Uncertainty for MRs migrating to the Atlantic Basin, Panama Canal congestion could create global fleet distribution rigidity



Incentives for MRs to migrate East-to-West are currently high, but a mixed outlook in the Atlantic Basin due to weak product export demand awaits, and Panama Canal congestion could mean vessels cannot easily reposition going forward.



By Mary Melton


Migration to the West of Suez is increasing as Atlantic Basin earnings are now more than double Pacific Earnings (source: Baltic Exchange). East Asia and South East Asia’s exports on MRs have declined and Pacific Basin freight rates (TC7, TC10, TC11) have been under pressure as East Asia prompt availability surpasses multi-year highs. However, there are a few factors at play that may make the decision to migrate East-to-West not as clear-cut as it appears in the medium-term.

MR2 fleet distribution per region (no. of vessels), retrieved via Freight API/SDK

Mixed picture in Atlantic Basin

Although there is increased migration to the West of Suez, the outlook for MRs headed to the Atlantic Basin is mixed.

In the UK Cont, the outlook is bearish as low utilisation to the US Atlantic Coast continues due to PADD 1 being well-supplied with gasoline heading into the holiday season. At the same time, employment UK Cont-to-WAf has remained under pressure most of this year, especially after the removal of gasoline subsidies in Nigeria made European gasoline imports too expensive.

Over in the US Gulf, there is currently a better outlook for MRs. USG prompt availability looks tight while freight rates are currently at their highest since February 2023 (TC14, TC18). The resurgence of European demand for US diesel is offering long-haul employment: utilisation USG-to-UK Cont for diesel is at 3.5-month highs. However, this might not continue at high levels as Europe’s diesel stocks through October were higher y-o-y (source: Argus), refinery utilisation in the US Gulf shows no upside, and refinery maintenance in Europe and the Wider Arabian Sea is ending. Additionally, rising USG freight rates could lead to a lack of workable arbitrage economics.

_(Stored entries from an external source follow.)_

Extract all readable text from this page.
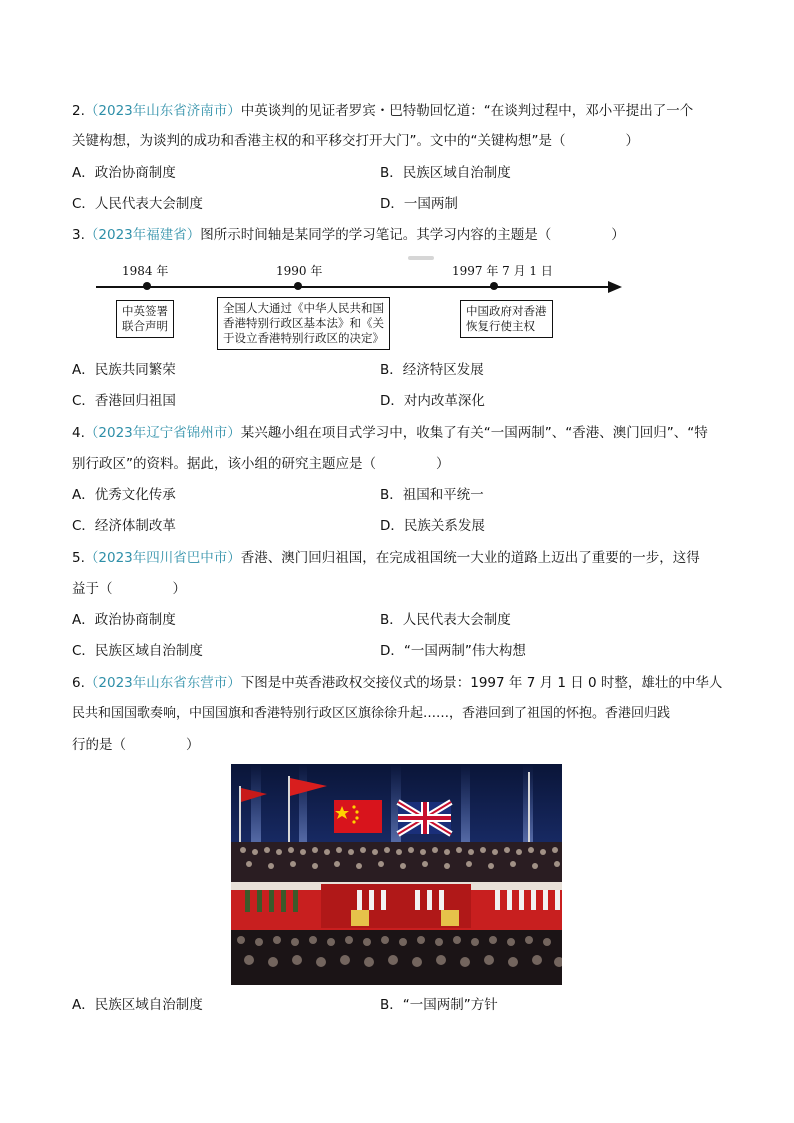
2.（2023年山东省济南市）中英谈判的见证者罗宾・巴特勒回忆道：“在谈判过程中，邓小平提出了一个
关键构想，为谈判的成功和香港主权的和平移交打开大门”。文中的“关键构想”是（	）
A．政治协商制度	B．民族区域自治制度
C．人民代表大会制度	D．一国两制
3.（2023年福建省）图所示时间轴是某同学的学习笔记。其学习内容的主题是（	）
1984 年	1990 年	1997 年 7 月 1 日
中英签署
联合声明
全国人大通过《中华人民共和国
香港特别行政区基本法》和《关
于设立香港特别行政区的决定》
中国政府对香港
恢复行使主权
A．民族共同繁荣	B．经济特区发展
C．香港回归祖国	D．对内改革深化
4.（2023年辽宁省锦州市）某兴趣小组在项目式学习中，收集了有关“一国两制”、“香港、澳门回归”、“特
别行政区”的资料。据此，该小组的研究主题应是（	）
A．优秀文化传承	B．祖国和平统一
C．经济体制改革	D．民族关系发展
5.（2023年四川省巴中市）香港、澳门回归祖国，在完成祖国统一大业的道路上迈出了重要的一步，这得
益于（	）
A．政治协商制度	B．人民代表大会制度
C．民族区域自治制度	D．“一国两制”伟大构想
6.（2023年山东省东营市）下图是中英香港政权交接仪式的场景：1997 年 7 月 1 日 0 时整，雄壮的中华人
民共和国国歌奏响，中国国旗和香港特别行政区区旗徐徐升起……，香港回到了祖国的怀抱。香港回归践
行的是（	）
A．民族区域自治制度	B．“一国两制”方针
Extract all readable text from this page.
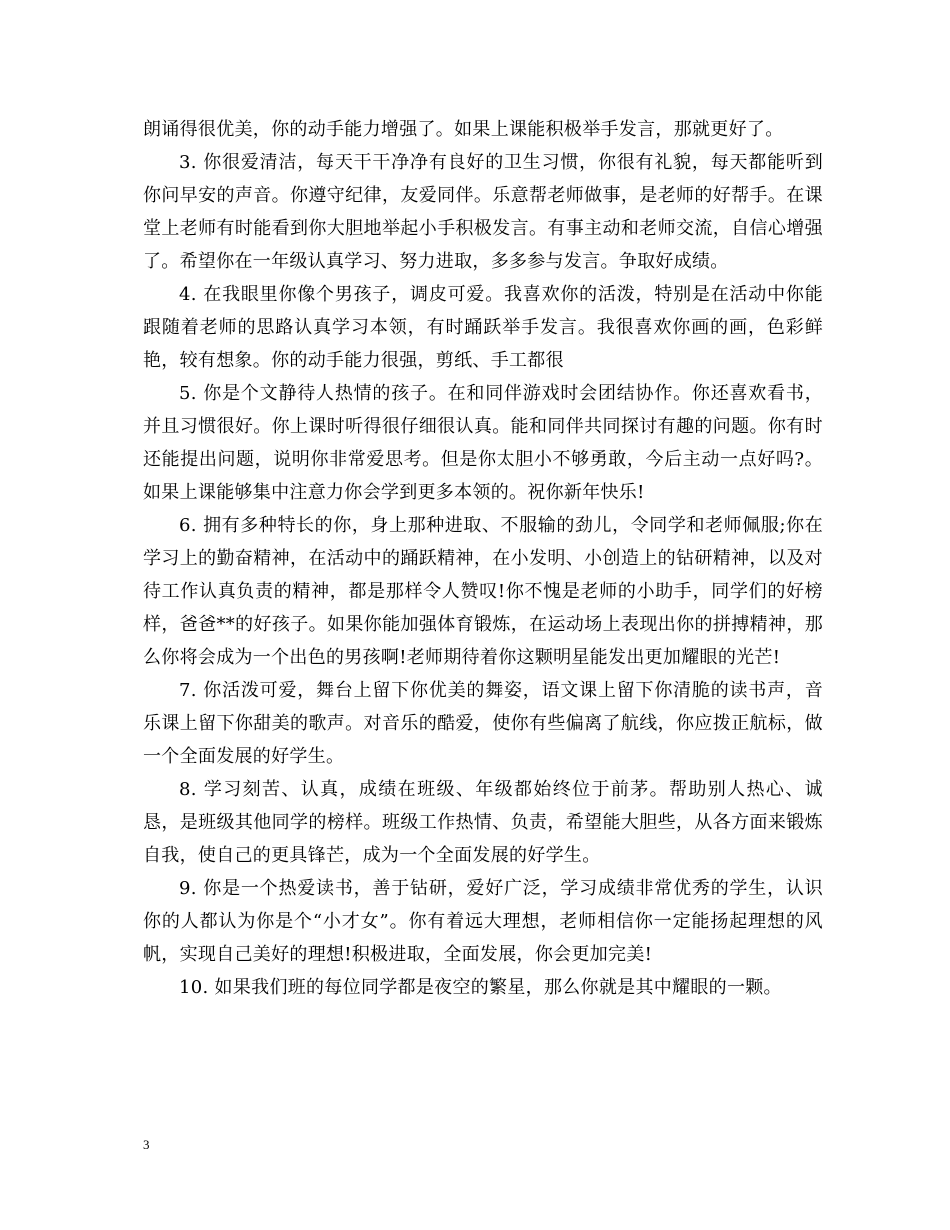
朗诵得很优美，你的动手能力增强了。如果上课能积极举手发言，那就更好了。

3. 你很爱清洁，每天干干净净有良好的卫生习惯，你很有礼貌，每天都能听到你问早安的声音。你遵守纪律，友爱同伴。乐意帮老师做事，是老师的好帮手。在课堂上老师有时能看到你大胆地举起小手积极发言。有事主动和老师交流，自信心增强了。希望你在一年级认真学习、努力进取，多多参与发言。争取好成绩。

4. 在我眼里你像个男孩子，调皮可爱。我喜欢你的活泼，特别是在活动中你能跟随着老师的思路认真学习本领，有时踊跃举手发言。我很喜欢你画的画，色彩鲜艳，较有想象。你的动手能力很强，剪纸、手工都很

5. 你是个文静待人热情的孩子。在和同伴游戏时会团结协作。你还喜欢看书，并且习惯很好。你上课时听得很仔细很认真。能和同伴共同探讨有趣的问题。你有时还能提出问题，说明你非常爱思考。但是你太胆小不够勇敢，今后主动一点好吗?。如果上课能够集中注意力你会学到更多本领的。祝你新年快乐!

6. 拥有多种特长的你，身上那种进取、不服输的劲儿，令同学和老师佩服;你在学习上的勤奋精神，在活动中的踊跃精神，在小发明、小创造上的钻研精神，以及对待工作认真负责的精神，都是那样令人赞叹!你不愧是老师的小助手，同学们的好榜样，爸爸**的好孩子。如果你能加强体育锻炼，在运动场上表现出你的拼搏精神，那么你将会成为一个出色的男孩啊!老师期待着你这颗明星能发出更加耀眼的光芒!

7. 你活泼可爱，舞台上留下你优美的舞姿，语文课上留下你清脆的读书声，音乐课上留下你甜美的歌声。对音乐的酷爱，使你有些偏离了航线，你应拨正航标，做一个全面发展的好学生。

8. 学习刻苦、认真，成绩在班级、年级都始终位于前茅。帮助别人热心、诚恳，是班级其他同学的榜样。班级工作热情、负责，希望能大胆些，从各方面来锻炼自我，使自己的更具锋芒，成为一个全面发展的好学生。

9. 你是一个热爱读书，善于钻研，爱好广泛，学习成绩非常优秀的学生，认识你的人都认为你是个“小才女”。你有着远大理想，老师相信你一定能扬起理想的风帆，实现自己美好的理想!积极进取，全面发展，你会更加完美!

10. 如果我们班的每位同学都是夜空的繁星，那么你就是其中耀眼的一颗。

3
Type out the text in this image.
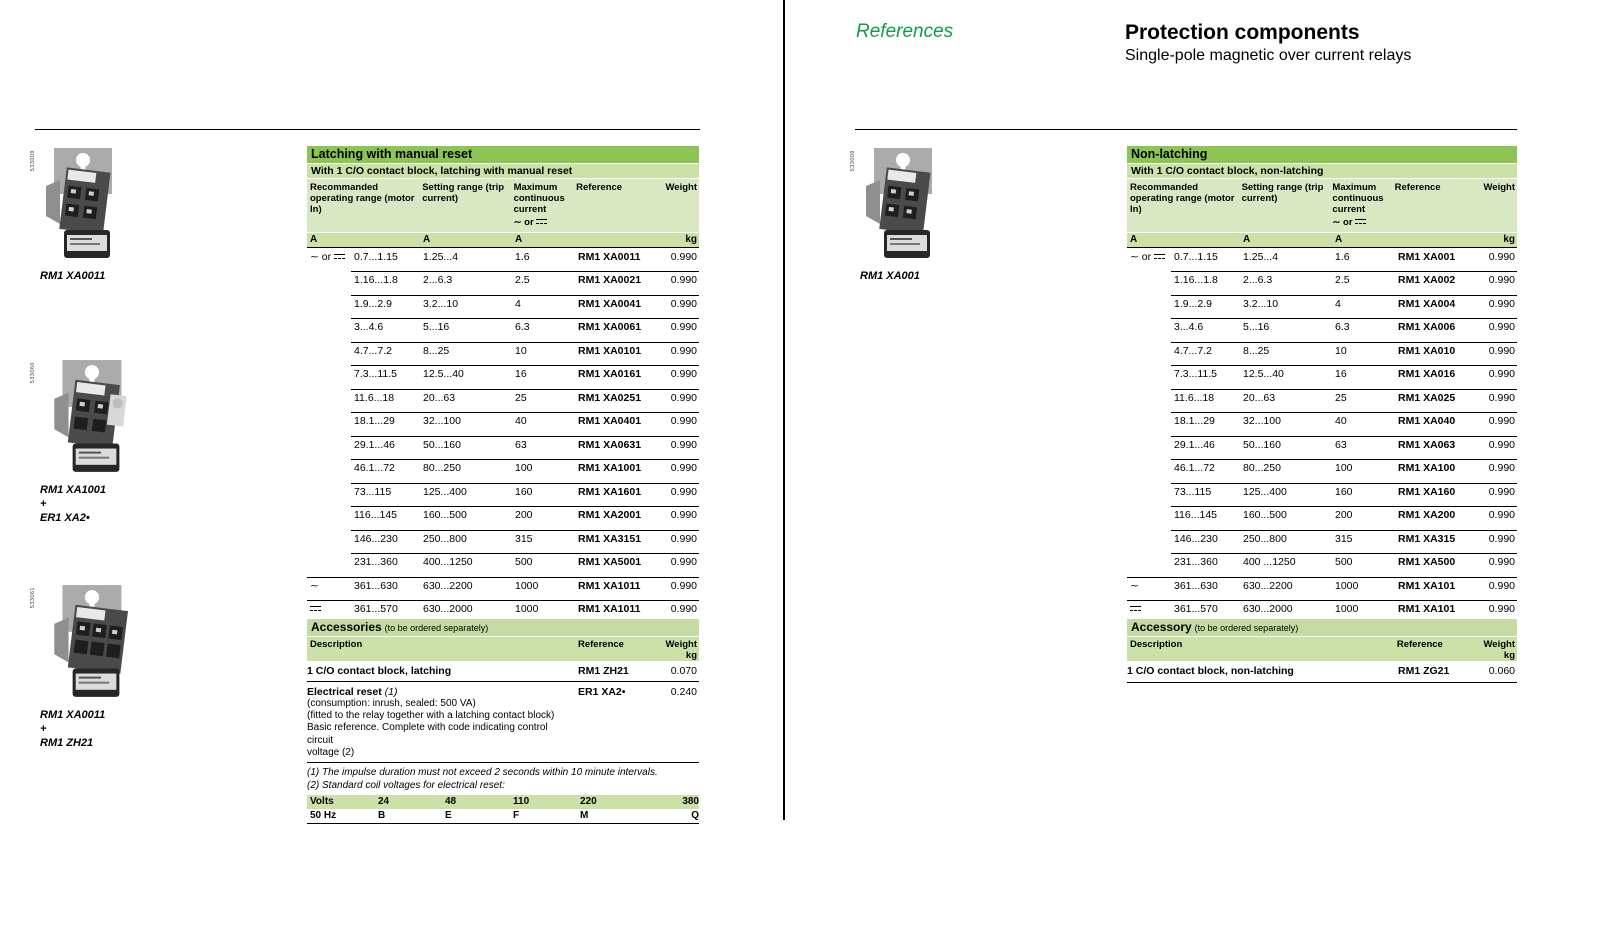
References	Protection components
Single-pole magnetic over current relays
533009
RM1 XA0011
533060
RM1 XA1001
+
ER1 XA2•
533061
RM1 XA0011
+
RM1 ZH21
533009
RM1 XA001
Latching with manual reset
With 1 C/O contact block, latching with manual reset
Recommanded operating range (motor In)
Setting range (trip current)
Maximum continuous current
∼ or
Reference	Weight
A	A	A	kg
∼ or	0.7...1.15	1.25...4	1.6	RM1 XA0011	0.990
1.16...1.8	2...6.3	2.5	RM1 XA0021	0.990
1.9...2.9	3.2...10	4	RM1 XA0041	0.990
3...4.6	5...16	6.3	RM1 XA0061	0.990
4.7...7.2	8...25	10	RM1 XA0101	0.990
7.3...11.5	12.5...40	16	RM1 XA0161	0.990
11.6...18	20...63	25	RM1 XA0251	0.990
18.1...29	32...100	40	RM1 XA0401	0.990
29.1...46	50...160	63	RM1 XA0631	0.990
46.1...72	80...250	100	RM1 XA1001	0.990
73...115	125...400	160	RM1 XA1601	0.990
116...145	160...500	200	RM1 XA2001	0.990
146...230	250...800	315	RM1 XA3151	0.990
231...360	400...1250	500	RM1 XA5001	0.990
∼	361...630	630...2200	1000	RM1 XA1011	0.990
361...570	630...2000	1000	RM1 XA1011	0.990
Non-latching
With 1 C/O contact block, non-latching
Recommanded operating range (motor In)
Setting range (trip current)
Maximum continuous current
∼ or
Reference	Weight
A	A	A	kg
∼ or	0.7...1.15	1.25...4	1.6	RM1 XA001	0.990
1.16...1.8	2...6.3	2.5	RM1 XA002	0.990
1.9...2.9	3.2...10	4	RM1 XA004	0.990
3...4.6	5...16	6.3	RM1 XA006	0.990
4.7...7.2	8...25	10	RM1 XA010	0.990
7.3...11.5	12.5...40	16	RM1 XA016	0.990
11.6...18	20...63	25	RM1 XA025	0.990
18.1...29	32...100	40	RM1 XA040	0.990
29.1...46	50...160	63	RM1 XA063	0.990
46.1...72	80...250	100	RM1 XA100	0.990
73...115	125...400	160	RM1 XA160	0.990
116...145	160...500	200	RM1 XA200	0.990
146...230	250...800	315	RM1 XA315	0.990
231...360	400 ...1250	500	RM1 XA500	0.990
∼	361...630	630...2200	1000	RM1 XA101	0.990
361...570	630...2000	1000	RM1 XA101	0.990
Accessories (to be ordered separately)
Description	Reference	Weight
kg
1 C/O contact block, latching	RM1 ZH21	0.070
Electrical reset (1)
(consumption: inrush, sealed: 500 VA)
(fitted to the relay together with a latching contact block)
Basic reference. Complete with code indicating control circuit
voltage (2)
ER1 XA2•	0.240
(1) The impulse duration must not exceed 2 seconds within 10 minute intervals.
(2) Standard coil voltages for electrical reset:
Volts	24	48	110	220	380
50 Hz	B	E	F	M	Q
Accessory (to be ordered separately)
Description	Reference	Weight
kg
1 C/O contact block, non-latching	RM1 ZG21	0.060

MR2 utilisation UK Cont-to-US Atlantic Coast and for diesel USG-to-UK Cont (no. of vessels)

Panama Canal transit issues could hinder migration

Reduced transit slots as drought conditions in the Panama Canal persist are also contributing to overall uncertainty. Transits through the canal for all laden oil and gas carriers continue to decline, which is likely to continue to cause difficulty for MRs transiting either to or from the Atlantic or Pacific Basin via the canal. Moving forward, fleet inflexibility looks likely, as repositioning and migration may be more difficult. If Atlantic Basin rates drop, MRs may not be able to go to the Pacific. 

No. of transits of laden oil & gas carriers in Panama Canal (7-day MA, no. of vessels)

We noticed these dynamics in August and September 2023 when Panama Canal congestion was high, and MRs loading in the US Gulf and discharging in the West Coast Americas were forced to remain in the Pacific. Logistical difficulties for cargoes from the USG meant the West Coast Americas turned to Asia for transport fuels, and transpacific utilisation reached multi-year highs. 

A repeat of this situation looks likely as Panama Canal transits decrease, which could put further pressure on tanker supply in the Pacific.Transpacific flows could again support MRs; however, this is contingent on the volume of products Asia has for export.The likelihood of refinery run cuts in East Asia after very high run rates the last few months plus the lack of further CPP product export quotas from China mean the upside for this tanker demand could be limited.

Ultimately, the longer Panama Canal issues endure, the more supportive this is for rates, but this is tempered by the weaker product outlook overall. Furthermore, lack of flexibility could mean the fleet might be stuck in a location where tonnage lists are long while being logistically unable to fulfil demand where it is needed.